Classification of infrastructure networks by neighborhood degree distribution

TL;DR

This paper introduces the neighborhood degree concept to better classify infrastructure networks, demonstrating that it provides a more reliable probabilistic model fit, especially with water distribution networks, compared to traditional nodal degree analysis.

Contribution

The paper proposes using neighborhood degree instead of nodal degree for classifying infrastructure networks, enabling more reliable probabilistic modeling.

Findings

Neighborhood degree spans a wider range than nodal degree.

Poisson distribution fits well for neighborhood degree in water networks.

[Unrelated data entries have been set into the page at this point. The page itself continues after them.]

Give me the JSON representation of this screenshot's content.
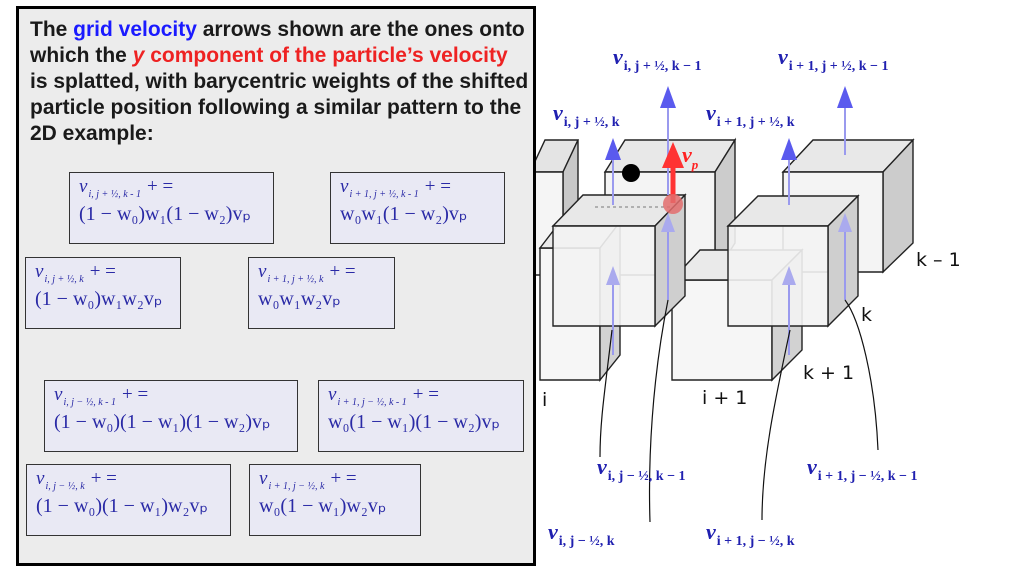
{
  "intro": {
    "t1": "The ",
    "grid_velocity": "grid velocity",
    "t2": " arrows shown are the ones onto which the ",
    "y": "y",
    "y_component": " component of the particle’s velocity",
    "t3": " is splatted, with barycentric weights of the shifted particle position following a similar pattern to the 2D example:"
  },
  "formulas": [
    {
      "v": "v",
      "sub": "i, j + ½, k - 1",
      "op": "+ =",
      "rhs": "(1 − w₀)w₁(1 − w₂)vₚ"
    },
    {
      "v": "v",
      "sub": "i + 1, j + ½, k - 1",
      "op": "+ =",
      "rhs": "w₀w₁(1 − w₂)vₚ"
    },
    {
      "v": "v",
      "sub": "i, j + ½, k",
      "op": "+ =",
      "rhs": "(1 − w₀)w₁w₂vₚ"
    },
    {
      "v": "v",
      "sub": "i + 1, j + ½, k",
      "op": "+ =",
      "rhs": "w₀w₁w₂vₚ"
    },
    {
      "v": "v",
      "sub": "i, j − ½, k - 1",
      "op": "+ =",
      "rhs": "(1 − w₀)(1 − w₁)(1 − w₂)vₚ"
    },
    {
      "v": "v",
      "sub": "i + 1, j − ½, k - 1",
      "op": "+ =",
      "rhs": "w₀(1 − w₁)(1 − w₂)vₚ"
    },
    {
      "v": "v",
      "sub": "i, j − ½, k",
      "op": "+ =",
      "rhs": "(1 − w₀)(1 − w₁)w₂vₚ"
    },
    {
      "v": "v",
      "sub": "i + 1, j − ½, k",
      "op": "+ =",
      "rhs": "w₀(1 − w₁)w₂vₚ"
    }
  ],
  "velocity_labels": [
    {
      "v": "v",
      "sub": "i, j + ½, k − 1"
    },
    {
      "v": "v",
      "sub": "i + 1, j + ½, k − 1"
    },
    {
      "v": "v",
      "sub": "i, j + ½, k"
    },
    {
      "v": "v",
      "sub": "i + 1, j + ½, k"
    },
    {
      "v": "v",
      "sub": "i, j − ½, k − 1"
    },
    {
      "v": "v",
      "sub": "i + 1, j − ½, k − 1"
    },
    {
      "v": "v",
      "sub": "i, j − ½, k"
    },
    {
      "v": "v",
      "sub": "i + 1, j − ½, k"
    }
  ],
  "particle_label": {
    "v": "v",
    "sub": "p"
  },
  "grid_labels": {
    "k_minus_1": "k – 1",
    "k": "k",
    "k_plus_1": "k + 1",
    "i_plus_1": "i + 1",
    "i": "i"
  },
  "colors": {
    "grid_arrow": "#9999ee",
    "grid_arrow_head": "#5555ee",
    "particle_arrow": "#ff3333",
    "particle_dot": "#e06060",
    "text_blue": "#1a1aff",
    "text_red": "#ee2222"
  }
}
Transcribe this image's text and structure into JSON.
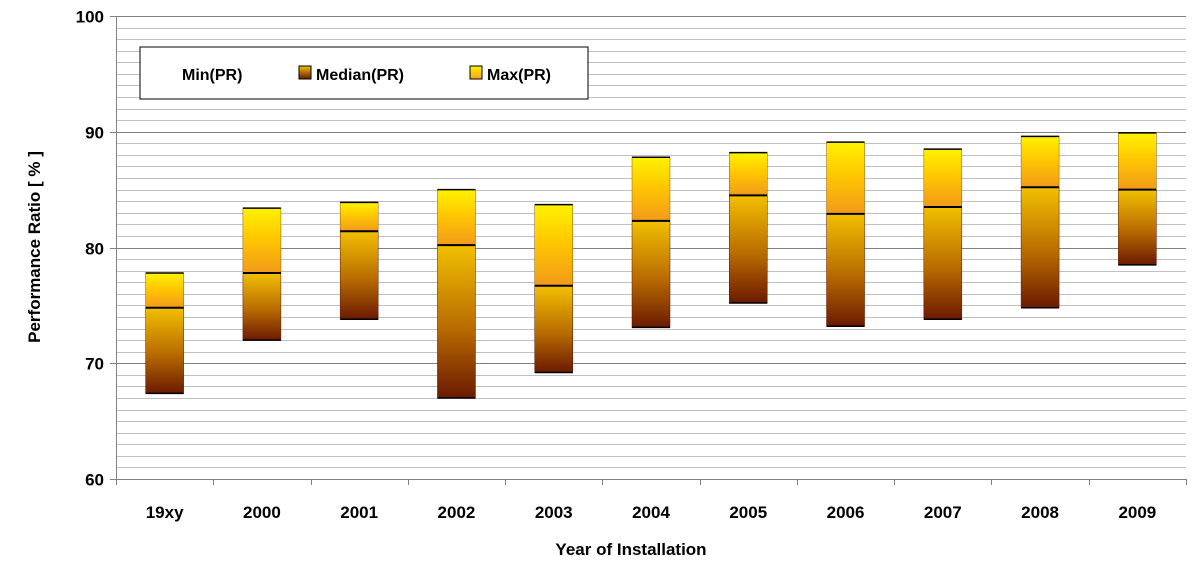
{
  "chart_data": {
    "type": "bar",
    "subtype": "floating-range",
    "categories": [
      "19xy",
      "2000",
      "2001",
      "2002",
      "2003",
      "2004",
      "2005",
      "2006",
      "2007",
      "2008",
      "2009"
    ],
    "series": [
      {
        "name": "Min(PR)",
        "values": [
          67.4,
          72.0,
          73.8,
          67.0,
          69.2,
          73.1,
          75.2,
          73.2,
          73.8,
          74.8,
          78.5
        ]
      },
      {
        "name": "Median(PR)",
        "values": [
          74.8,
          77.8,
          81.4,
          80.2,
          76.7,
          82.3,
          84.5,
          82.9,
          83.5,
          85.2,
          85.0
        ]
      },
      {
        "name": "Max(PR)",
        "values": [
          77.8,
          83.4,
          83.9,
          85.0,
          83.7,
          87.8,
          88.2,
          89.1,
          88.5,
          89.6,
          89.9
        ]
      }
    ],
    "xlabel": "Year of Installation",
    "ylabel": "Performance Ratio [ % ]",
    "ylim": [
      60,
      100
    ],
    "yticks": [
      60,
      70,
      80,
      90,
      100
    ],
    "grid": {
      "major": true,
      "minor": true,
      "minor_step": 1
    },
    "legend_position": "top-left",
    "colors": {
      "bar_dark": "#6b1a00",
      "bar_mid": "#e6a800",
      "bar_orange": "#f7a020",
      "bar_light": "#ffe600",
      "grid_major": "#808080",
      "grid_minor": "#c0c0c0"
    }
  }
}
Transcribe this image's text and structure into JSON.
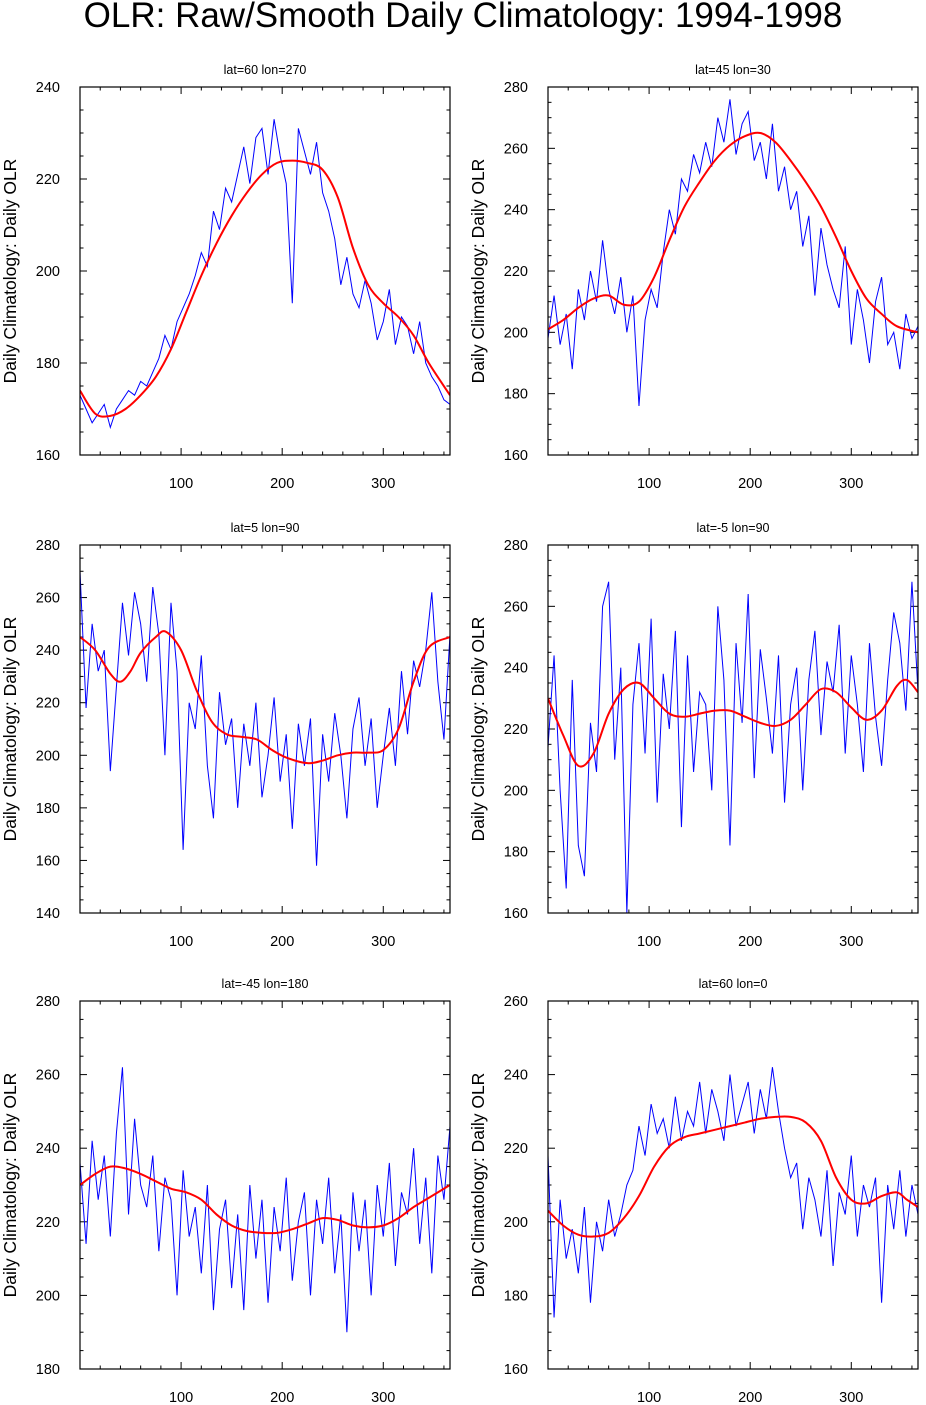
{
  "title": "OLR: Raw/Smooth Daily Climatology: 1994-1998",
  "colors": {
    "raw": "#0000ff",
    "smooth": "#ff0000"
  },
  "chart_data": [
    {
      "type": "line",
      "title": "lat=60  lon=270",
      "ylabel": "Daily Climatology: Daily OLR",
      "xlabel": "",
      "xlim": [
        0,
        366
      ],
      "ylim": [
        160,
        240
      ],
      "xticks": [
        100,
        200,
        300
      ],
      "yticks": [
        160,
        180,
        200,
        220,
        240
      ],
      "series": [
        {
          "name": "raw",
          "x_step": 6,
          "values": [
            173,
            170,
            167,
            169,
            171,
            166,
            170,
            172,
            174,
            173,
            176,
            175,
            178,
            181,
            186,
            183,
            189,
            192,
            195,
            199,
            204,
            201,
            213,
            209,
            218,
            215,
            221,
            227,
            219,
            229,
            231,
            221,
            233,
            225,
            219,
            193,
            231,
            226,
            221,
            228,
            217,
            213,
            207,
            197,
            203,
            195,
            192,
            198,
            193,
            185,
            189,
            196,
            184,
            190,
            188,
            182,
            189,
            180,
            177,
            175,
            172,
            171
          ]
        },
        {
          "name": "smooth",
          "x": [
            0,
            15,
            30,
            45,
            60,
            75,
            90,
            105,
            120,
            135,
            150,
            165,
            180,
            195,
            210,
            225,
            240,
            255,
            270,
            285,
            300,
            315,
            330,
            345,
            366
          ],
          "values": [
            174,
            169,
            168.5,
            170,
            173,
            177,
            183,
            191,
            199,
            206,
            212,
            217,
            221,
            223.5,
            224,
            223.5,
            222,
            216,
            205,
            197,
            193,
            190,
            186,
            180,
            173
          ]
        }
      ]
    },
    {
      "type": "line",
      "title": "lat=45  lon=30",
      "ylabel": "Daily Climatology: Daily OLR",
      "xlabel": "",
      "xlim": [
        0,
        366
      ],
      "ylim": [
        160,
        280
      ],
      "xticks": [
        100,
        200,
        300
      ],
      "yticks": [
        160,
        180,
        200,
        220,
        240,
        260,
        280
      ],
      "series": [
        {
          "name": "raw",
          "x_step": 6,
          "values": [
            198,
            212,
            196,
            206,
            188,
            214,
            204,
            220,
            210,
            230,
            214,
            206,
            218,
            200,
            212,
            176,
            204,
            214,
            208,
            226,
            240,
            232,
            250,
            246,
            258,
            252,
            262,
            254,
            270,
            262,
            276,
            258,
            268,
            272,
            256,
            262,
            250,
            268,
            246,
            254,
            240,
            246,
            228,
            238,
            212,
            234,
            222,
            214,
            208,
            228,
            196,
            214,
            204,
            190,
            210,
            218,
            196,
            200,
            188,
            206,
            198,
            202
          ]
        },
        {
          "name": "smooth",
          "x": [
            0,
            15,
            30,
            45,
            60,
            75,
            90,
            105,
            120,
            135,
            150,
            165,
            180,
            195,
            210,
            225,
            240,
            255,
            270,
            285,
            300,
            315,
            330,
            345,
            366
          ],
          "values": [
            201,
            204,
            208,
            211,
            212,
            209,
            210,
            218,
            230,
            241,
            249,
            256,
            261,
            264,
            265,
            262,
            256,
            249,
            241,
            231,
            220,
            211,
            206,
            202,
            200
          ]
        }
      ]
    },
    {
      "type": "line",
      "title": "lat=5  lon=90",
      "ylabel": "Daily Climatology: Daily OLR",
      "xlabel": "",
      "xlim": [
        0,
        366
      ],
      "ylim": [
        140,
        280
      ],
      "xticks": [
        100,
        200,
        300
      ],
      "yticks": [
        140,
        160,
        180,
        200,
        220,
        240,
        260,
        280
      ],
      "series": [
        {
          "name": "raw",
          "x_step": 6,
          "values": [
            270,
            218,
            250,
            232,
            240,
            194,
            226,
            258,
            238,
            262,
            250,
            228,
            264,
            246,
            200,
            258,
            232,
            164,
            220,
            210,
            238,
            196,
            176,
            224,
            204,
            214,
            180,
            212,
            196,
            220,
            184,
            200,
            222,
            190,
            208,
            172,
            212,
            196,
            214,
            158,
            208,
            190,
            216,
            200,
            176,
            210,
            222,
            196,
            214,
            180,
            200,
            218,
            196,
            232,
            208,
            236,
            226,
            240,
            262,
            228,
            206,
            246
          ]
        },
        {
          "name": "smooth",
          "x": [
            0,
            15,
            30,
            40,
            50,
            60,
            75,
            85,
            100,
            115,
            130,
            145,
            160,
            175,
            190,
            205,
            225,
            240,
            255,
            270,
            285,
            300,
            315,
            330,
            345,
            366
          ],
          "values": [
            245,
            240,
            231,
            228,
            232,
            239,
            245,
            247,
            240,
            225,
            213,
            208,
            207,
            206,
            202,
            199,
            197,
            198,
            200,
            201,
            201,
            202,
            210,
            228,
            241,
            245
          ]
        }
      ]
    },
    {
      "type": "line",
      "title": "lat=-5  lon=90",
      "ylabel": "Daily Climatology: Daily OLR",
      "xlabel": "",
      "xlim": [
        0,
        366
      ],
      "ylim": [
        160,
        280
      ],
      "xticks": [
        100,
        200,
        300
      ],
      "yticks": [
        160,
        180,
        200,
        220,
        240,
        260,
        280
      ],
      "series": [
        {
          "name": "raw",
          "x_step": 6,
          "values": [
            214,
            244,
            200,
            168,
            236,
            182,
            172,
            222,
            206,
            260,
            268,
            210,
            240,
            160,
            228,
            248,
            212,
            256,
            196,
            238,
            220,
            252,
            188,
            244,
            206,
            232,
            228,
            200,
            260,
            236,
            182,
            248,
            222,
            264,
            204,
            246,
            230,
            212,
            244,
            196,
            228,
            240,
            200,
            236,
            252,
            218,
            242,
            232,
            254,
            212,
            244,
            228,
            206,
            248,
            224,
            208,
            236,
            258,
            248,
            226,
            268,
            232
          ]
        },
        {
          "name": "smooth",
          "x": [
            0,
            15,
            30,
            45,
            60,
            75,
            90,
            105,
            120,
            135,
            150,
            165,
            180,
            195,
            210,
            225,
            240,
            255,
            270,
            285,
            300,
            315,
            330,
            345,
            355,
            366
          ],
          "values": [
            230,
            218,
            208,
            212,
            225,
            233,
            235,
            230,
            225,
            224,
            225,
            226,
            226,
            224,
            222,
            221,
            223,
            228,
            233,
            232,
            227,
            223,
            226,
            234,
            236,
            232
          ]
        }
      ]
    },
    {
      "type": "line",
      "title": "lat=-45  lon=180",
      "ylabel": "Daily Climatology: Daily OLR",
      "xlabel": "",
      "xlim": [
        0,
        366
      ],
      "ylim": [
        180,
        280
      ],
      "xticks": [
        100,
        200,
        300
      ],
      "yticks": [
        180,
        200,
        220,
        240,
        260,
        280
      ],
      "series": [
        {
          "name": "raw",
          "x_step": 6,
          "values": [
            236,
            214,
            242,
            226,
            238,
            216,
            244,
            262,
            222,
            248,
            230,
            224,
            238,
            212,
            232,
            226,
            200,
            234,
            216,
            224,
            206,
            230,
            196,
            218,
            226,
            202,
            222,
            196,
            230,
            210,
            226,
            198,
            224,
            212,
            232,
            204,
            220,
            228,
            200,
            226,
            214,
            232,
            206,
            222,
            190,
            228,
            212,
            226,
            200,
            230,
            216,
            236,
            208,
            228,
            222,
            240,
            214,
            232,
            206,
            238,
            226,
            246
          ]
        },
        {
          "name": "smooth",
          "x": [
            0,
            15,
            30,
            45,
            60,
            75,
            90,
            105,
            120,
            135,
            150,
            165,
            180,
            195,
            210,
            225,
            240,
            255,
            270,
            285,
            300,
            315,
            330,
            345,
            366
          ],
          "values": [
            230,
            233,
            235,
            234.5,
            233,
            231,
            229,
            228,
            226,
            222,
            219,
            217.5,
            217,
            217,
            218,
            219.5,
            221,
            220.5,
            219,
            218.5,
            219,
            221,
            224,
            226.5,
            230
          ]
        }
      ]
    },
    {
      "type": "line",
      "title": "lat=60  lon=0",
      "ylabel": "Daily Climatology: Daily OLR",
      "xlabel": "",
      "xlim": [
        0,
        366
      ],
      "ylim": [
        160,
        260
      ],
      "xticks": [
        100,
        200,
        300
      ],
      "yticks": [
        160,
        180,
        200,
        220,
        240,
        260
      ],
      "series": [
        {
          "name": "raw",
          "x_step": 6,
          "values": [
            218,
            174,
            206,
            190,
            198,
            186,
            204,
            178,
            200,
            192,
            206,
            196,
            202,
            210,
            214,
            226,
            218,
            232,
            224,
            228,
            220,
            234,
            222,
            230,
            226,
            238,
            224,
            236,
            230,
            222,
            240,
            226,
            232,
            238,
            224,
            236,
            228,
            242,
            230,
            220,
            212,
            216,
            198,
            212,
            206,
            196,
            214,
            188,
            208,
            202,
            218,
            196,
            210,
            204,
            212,
            178,
            210,
            198,
            214,
            196,
            210,
            202
          ]
        },
        {
          "name": "smooth",
          "x": [
            0,
            15,
            30,
            45,
            60,
            75,
            90,
            105,
            120,
            135,
            150,
            165,
            180,
            195,
            210,
            225,
            240,
            255,
            270,
            285,
            300,
            315,
            330,
            345,
            355,
            366
          ],
          "values": [
            203,
            199,
            196.5,
            196,
            197,
            201,
            207,
            215,
            220.5,
            223,
            224,
            225,
            226,
            227,
            228,
            228.5,
            228.5,
            227,
            222,
            212,
            206,
            205,
            207,
            208,
            206,
            204
          ]
        }
      ]
    }
  ]
}
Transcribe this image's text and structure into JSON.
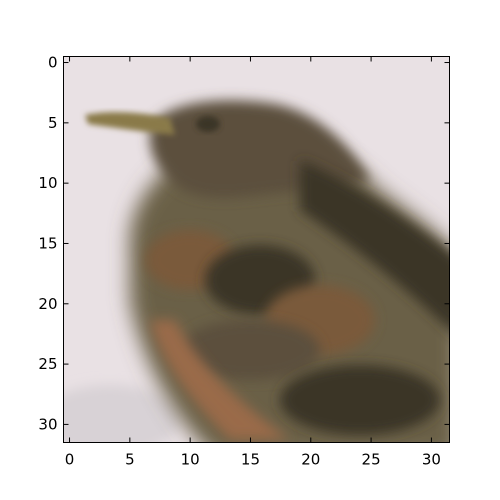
{
  "image": {
    "subject": "bird-head-closeup",
    "grid_size": [
      32,
      32
    ],
    "palette": {
      "background": "#e9e1e4",
      "background_shadow": "#d8d2d6",
      "bird_dark": "#3a3426",
      "bird_mid": "#5b503c",
      "bird_olive": "#6b6147",
      "bird_brown": "#7a5a3a",
      "bird_rufous": "#9a6a4a",
      "beak": "#8a7a4a"
    }
  },
  "axes": {
    "xlim": [
      -0.5,
      31.5
    ],
    "ylim": [
      31.5,
      -0.5
    ],
    "x_ticks": [
      0,
      5,
      10,
      15,
      20,
      25,
      30
    ],
    "y_ticks": [
      0,
      5,
      10,
      15,
      20,
      25,
      30
    ],
    "x_tick_labels": [
      "0",
      "5",
      "10",
      "15",
      "20",
      "25",
      "30"
    ],
    "y_tick_labels": [
      "0",
      "5",
      "10",
      "15",
      "20",
      "25",
      "30"
    ]
  }
}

Standard nodal degree classification is less reliable for spatially constrained networks.

Abstract

A common way of classifying network connectivity is the association of the nodal degree distribution to specific probability distribution models. During the last decades, researchers classified many networks using the Poisson or Pareto distributions. Urban infrastructures, like transportation (railways, roads, etc.) and distribution (gas, water, energy, etc.) systems, are peculiar networks strongly constrained by spatial characteristics of the environment where they are constructed. Consequently, the nodal degree of such networks spans very small ranges not allowing a reliable classification using the nodal degree distribution. In order to overcome this problem, we here (i) define the neighborhood degree, equal to the sum of the nodal degrees of the nearest topological neighbors, the adjacent nodes and (ii) propose to use neighborhood degree to classify infrastructure networks. Such neighborhood degree spans a wider range of degrees than the standard one allowing inferring the probabilistic model in a more reliable way, from a statistical standpoint. In order to test our proposal, we here analyze twenty-two real water distribution networks, built in different environments, demonstrating that the Poisson distribution generally models very well their neighborhood degree distributions. This result seems consistent with the less reliable classification achievable with the scarce information using the standard nodal degree distribution.